3/10/2009

Leanne Eisen

Untitled (2006) by Leanne Eisen [barph.wordpress.com]


All Eyes on Eisen by Leah Sandals
NOW Magazine - 02/12/09
(Excerpt)

Whether you celebrate Vagina Day or Valentine's Day this weekend (or both), sex and gender are ardently on the brain.

O'Born Contemporary dives into these themes with Peepshow #5, a group show featuring moody motel scenes by Torontonian Finn O'Hara, sexy if solitary self-portraits by Holland's Camilla Holmgren, sex-trade sites by Ryerson student Leanne Eisen and a selection of anonymous mid-century nudes.

O'Hara's and Holmgren's work is okay, but Eisen's colour photos are the highlight. For her 2006 series, Play, she reconstructs a brothel, a strip club and other sex trade sites in dollhouse scale, then photographs and enlarges those scenes.

Eisen's settings range from the lurid, like a sparkly-bedspreaded, mirror-walled room, to the bare bones, like a dingy sunken-mattress, wrung-out-washrag affair. In all cases, Eisen fascinates with sheer meticulousness. Bowls of condoms, rows of fetish footwear, piles of porn mags and side tables of toys, lube and egg timers are all convincingly miniaturized.

The detail's not just material; Eisen also reproduces a long list of "in-house rules". Some are cryptic, like "Every walk must be verified before customers leave." Others get grammatically creative, like "When customers are in parlor everyone must parlor." And others are prison-like - "Visits on Sunday (1 hr)", "Phone calls on Sunday (1)".
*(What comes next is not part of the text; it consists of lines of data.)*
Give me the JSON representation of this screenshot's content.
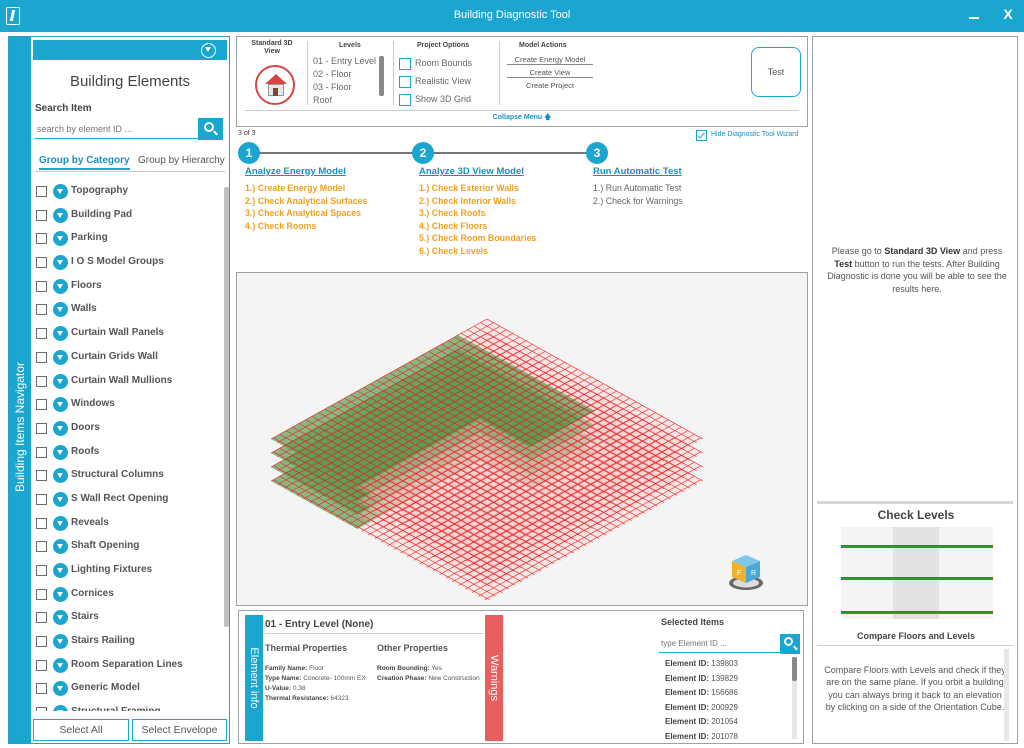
{
  "window": {
    "title": "Building Diagnostic Tool",
    "minimize_icon": "minimize-icon",
    "close_label": "X"
  },
  "navigator": {
    "tab_label": "Building Items Navigator",
    "title": "Building Elements",
    "search_label": "Search Item",
    "search_placeholder": "search by element ID ...",
    "group_tabs": [
      "Group by Category",
      "Group by Hierarchy"
    ],
    "items": [
      "Topography",
      "Building Pad",
      "Parking",
      "I O S Model Groups",
      "Floors",
      "Walls",
      "Curtain Wall Panels",
      "Curtain Grids Wall",
      "Curtain Wall Mullions",
      "Windows",
      "Doors",
      "Roofs",
      "Structural Columns",
      "S Wall Rect Opening",
      "Reveals",
      "Shaft Opening",
      "Lighting Fixtures",
      "Cornices",
      "Stairs",
      "Stairs Railing",
      "Room Separation Lines",
      "Generic Model",
      "Structural Framing"
    ],
    "select_all": "Select All",
    "select_envelope": "Select Envelope"
  },
  "toolbar": {
    "standard_view_label": "Standard 3D View",
    "levels_heading": "Levels",
    "levels": [
      "01 - Entry Level",
      "02 - Floor",
      "03 - Floor",
      "Roof"
    ],
    "project_options_heading": "Project Options",
    "project_options": [
      "Room Bounds",
      "Realistic View",
      "Show 3D Grid"
    ],
    "model_actions_heading": "Model Actions",
    "model_actions": [
      "Create Energy Model",
      "Create View",
      "Create Project"
    ],
    "test_label": "Test",
    "collapse_label": "Collapse Menu"
  },
  "wizard": {
    "step_count": "3 of 3",
    "hide_label": "Hide Diagnostic Tool Wizard",
    "steps": [
      {
        "num": "1",
        "title": "Analyze Energy Model",
        "items": [
          "1.) Create Energy Model",
          "2.) Check Analytical Surfaces",
          "3.) Check Analytical Spaces",
          "4.) Check Rooms"
        ]
      },
      {
        "num": "2",
        "title": "Analyze 3D View Model",
        "items": [
          "1.) Check Exterior Walls",
          "2.) Check Interior Walls",
          "3.) Check Roofs",
          "4.) Check Floors",
          "5.) Check Room Boundaries",
          "6.) Check Levels"
        ]
      },
      {
        "num": "3",
        "title": "Run Automatic Test",
        "items": [
          "1.) Run Automatic Test",
          "2.) Check for Warnings"
        ]
      }
    ]
  },
  "element_info": {
    "tab_label": "Element info",
    "level_title": "01 - Entry Level (None)",
    "thermal_heading": "Thermal Properties",
    "other_heading": "Other Properties",
    "thermal": [
      {
        "k": "Family Name:",
        "v": "Floor"
      },
      {
        "k": "Type Name:",
        "v": "Concrete- 100mm EX"
      },
      {
        "k": "U-Value:",
        "v": "0.38"
      },
      {
        "k": "Thermal Resistance:",
        "v": "64323"
      }
    ],
    "other": [
      {
        "k": "Room Bounding:",
        "v": "Yes"
      },
      {
        "k": "Creation Phase:",
        "v": "New Construction"
      }
    ],
    "warnings_label": "Warnings"
  },
  "selected": {
    "heading": "Selected Items",
    "search_placeholder": "type Element ID ...",
    "id_label": "Element ID:",
    "ids": [
      "139803",
      "139829",
      "156686",
      "200929",
      "201054",
      "201078"
    ]
  },
  "results": {
    "message_pre": "Please go to ",
    "message_bold1": "Standard 3D View",
    "message_mid": " and press ",
    "message_bold2": "Test",
    "message_post": " button to run the tests. After Building Diagnostic is done you will be able to see the results here.",
    "check_heading": "Check Levels",
    "compare_heading": "Compare Floors and Levels",
    "compare_desc": "Compare Floors with Levels and check if they are on the same plane. If you orbit a building you can always bring it back to an elevation by clicking on a side of the Orientation Cube."
  },
  "colors": {
    "accent": "#1aa6cf",
    "orange": "#f0a020",
    "warning": "#e85e5e",
    "grid_red": "#e82020",
    "floor_green": "#2f8f2f"
  }
}
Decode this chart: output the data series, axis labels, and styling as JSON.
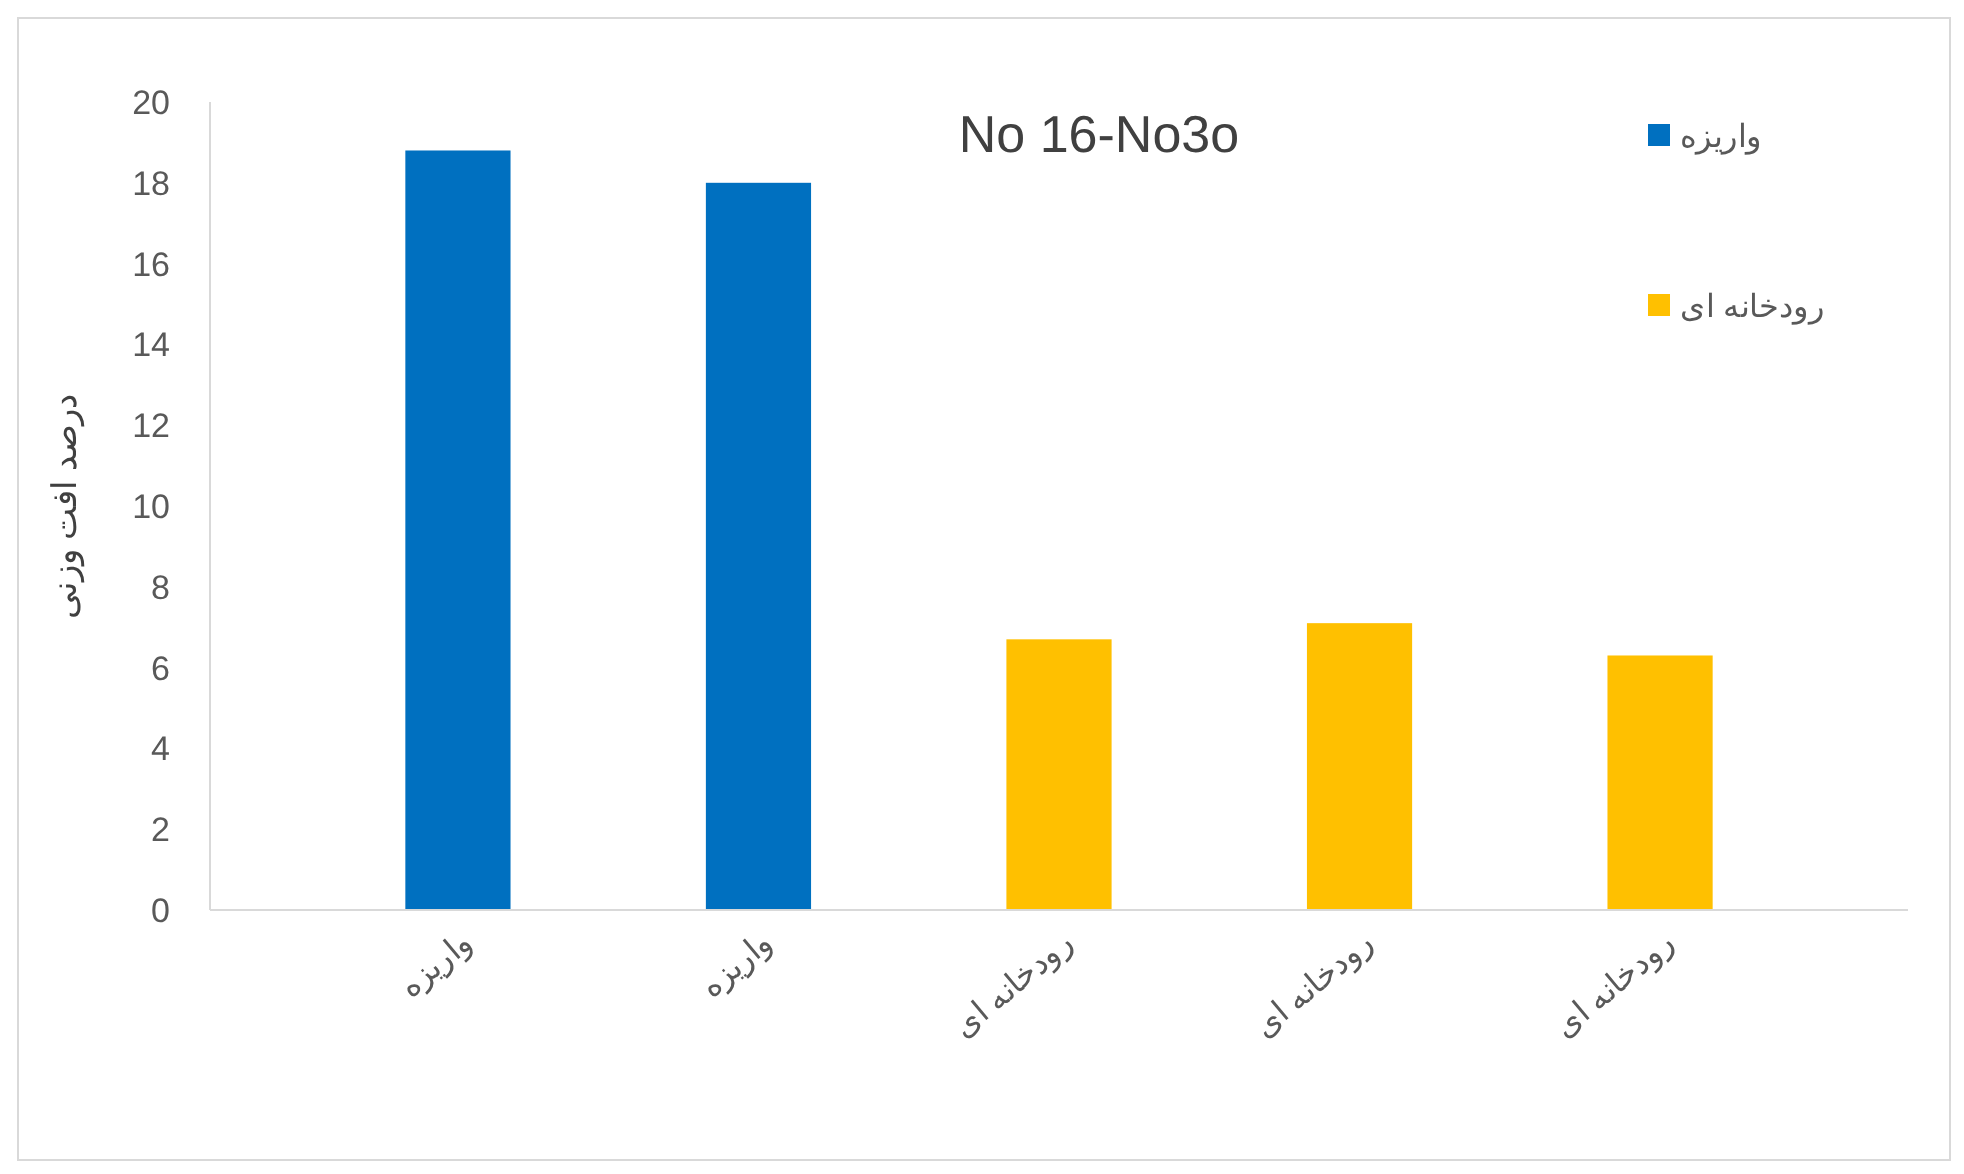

Overall, the photos give a sense of these places as schizophrenic sites for both far-out fantasy and cold commerce, for potential ecstasy and possible exploitation.

Leanne Eisen
Play
The games we play as children are rehearsals for the roles we play in life. Traditional toys for girls nurture homemaker stereotypes, simulating traditional domestic roles through play. In these photographs, I am exploring the possibility of the same staging taking place with the prolific, but publicly hidden occupation of prostitution. By constructing these scenes in miniature, I project representations of the sex industry onto the medium of the conventional dollhouse. As polar opposites, the homemaker and the sex worker are highly constructed and restrictive roles, the most deeply-rooted myths of the feminine.
Pieced together from many sources of representation these constructed spaces can be peered-into and examined.
* update: I am now constructing a seven room 1/12 scale dollhouse brothel, and will be extending this series over the next few months.